U.S. Rep. Buddy Carter (R-GA) called on the Federal Trade Commission (FTC) to launch an investigation into alleged predatory practices by pharmacy benefit managers (PBMs) that he says have caused prescription drug prices to skyrocket.
Rep. Carter and U.S. Rep. Diana Harshbarger (R-TN) requested the report in an 11-page, May 24 letter sent to FTC Chair Lina Khan as formal comments filed in the FTC’s Solicitation for Public Comments on the Business Practices of Pharmacy Benefit Managers and their Impact on Independent Pharmacies and Consumers.
“We offer informed and unique perspectives on these issues from our professional pharmacist backgrounds, and believe a FTC 6(b) investigation and analysis of the roles the largest and market-dominating PBMs play in U.S. pharmaceutical supply chains could not be more timely or necessary,” wrote Rep. Carter and his colleagues.
PBMs have grown into some of the largest, most profitable companies in the nation, according to the lawmakers, who wrote that PBMs act as middlemen between pharmacies, drug manufacturing companies, and health insurance plans to administer prescription drug benefits, and play a large role in determining which prescription drugs are covered by insurance plans and how much they cost.
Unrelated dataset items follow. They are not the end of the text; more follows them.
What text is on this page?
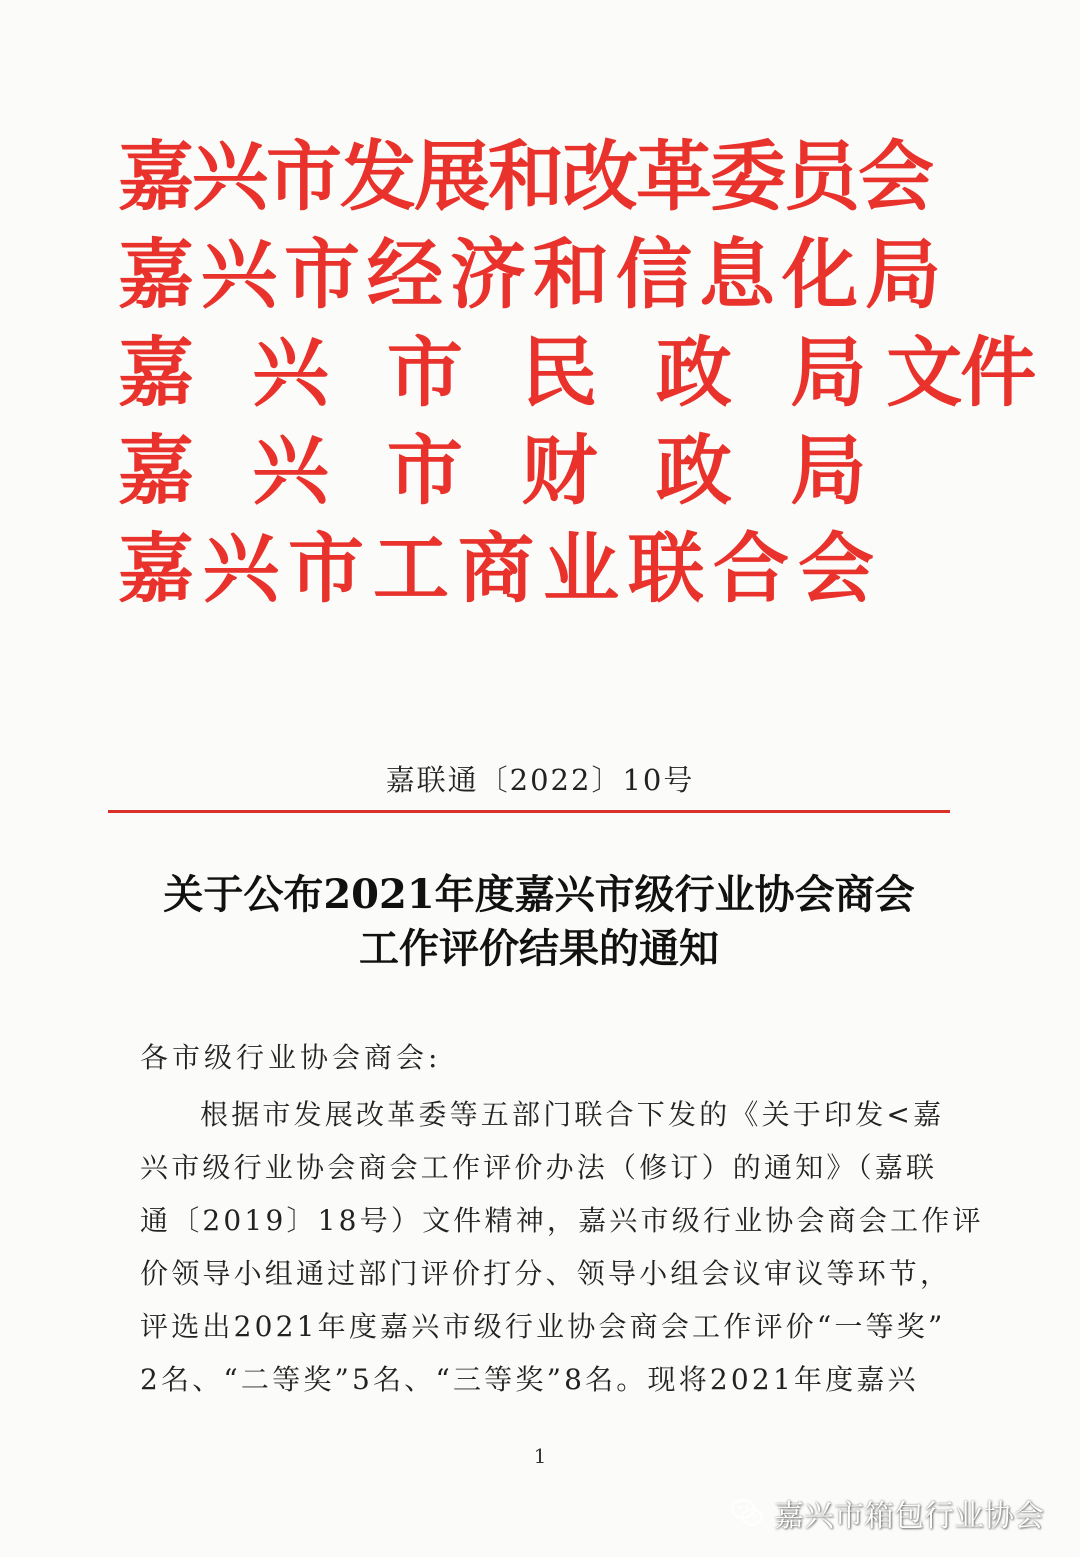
嘉兴市发展和改革委员会
嘉兴市经济和信息化局
嘉 兴 市 民 政 局文件
嘉 兴 市 财 政 局
嘉兴市工商业联合会
嘉联通〔2022〕10号
关于公布2021年度嘉兴市级行业协会商会
工作评价结果的通知
各市级行业协会商会:
根据市发展改革委等五部门联合下发的《关于印发<嘉
兴市级行业协会商会工作评价办法（修订）的通知》（嘉联
通〔2019〕18号）文件精神，嘉兴市级行业协会商会工作评
价领导小组通过部门评价打分、领导小组会议审议等环节，
评选出2021年度嘉兴市级行业协会商会工作评价“一等奖”
2名、“二等奖”5名、“三等奖”8名。现将2021年度嘉兴
1
嘉兴市箱包行业协会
“Right now, medications leave the manufacturer at one price then skyrocket before they reach the pharmacy and the PBMs refuse to explain why,” they wrote. “Patients deserve better.”
Specifically, PBMs increasingly employ a host of practices that result in higher prices for payers/consumers and eliminate opportunities to reduce overall costs, including anti-competitive practices, direct and indirect remuneration fees, and spread pricing, according to the lawmakers’ letter.
“Addressing anticompetitive PBM practices is essential to help ensure that beneficiaries maintain access to pharmacies that provide critical prescription drugs and other essential services like chronic and complex disease management, wellness and prevention services, vaccines, certain testing, and disease education,” Rep. Carter and his colleague wrote.
An FTC investigation is necessary to obtain an understanding of conflicts of interest, anti-competitive conduct and marketplace distortions that are causing prescription drug prices to continuously increase, as well as to provide meaningful analysis and recommendations for future legislation to lower prescription drug prices, better protect patients and safeguard competition, the members wrote.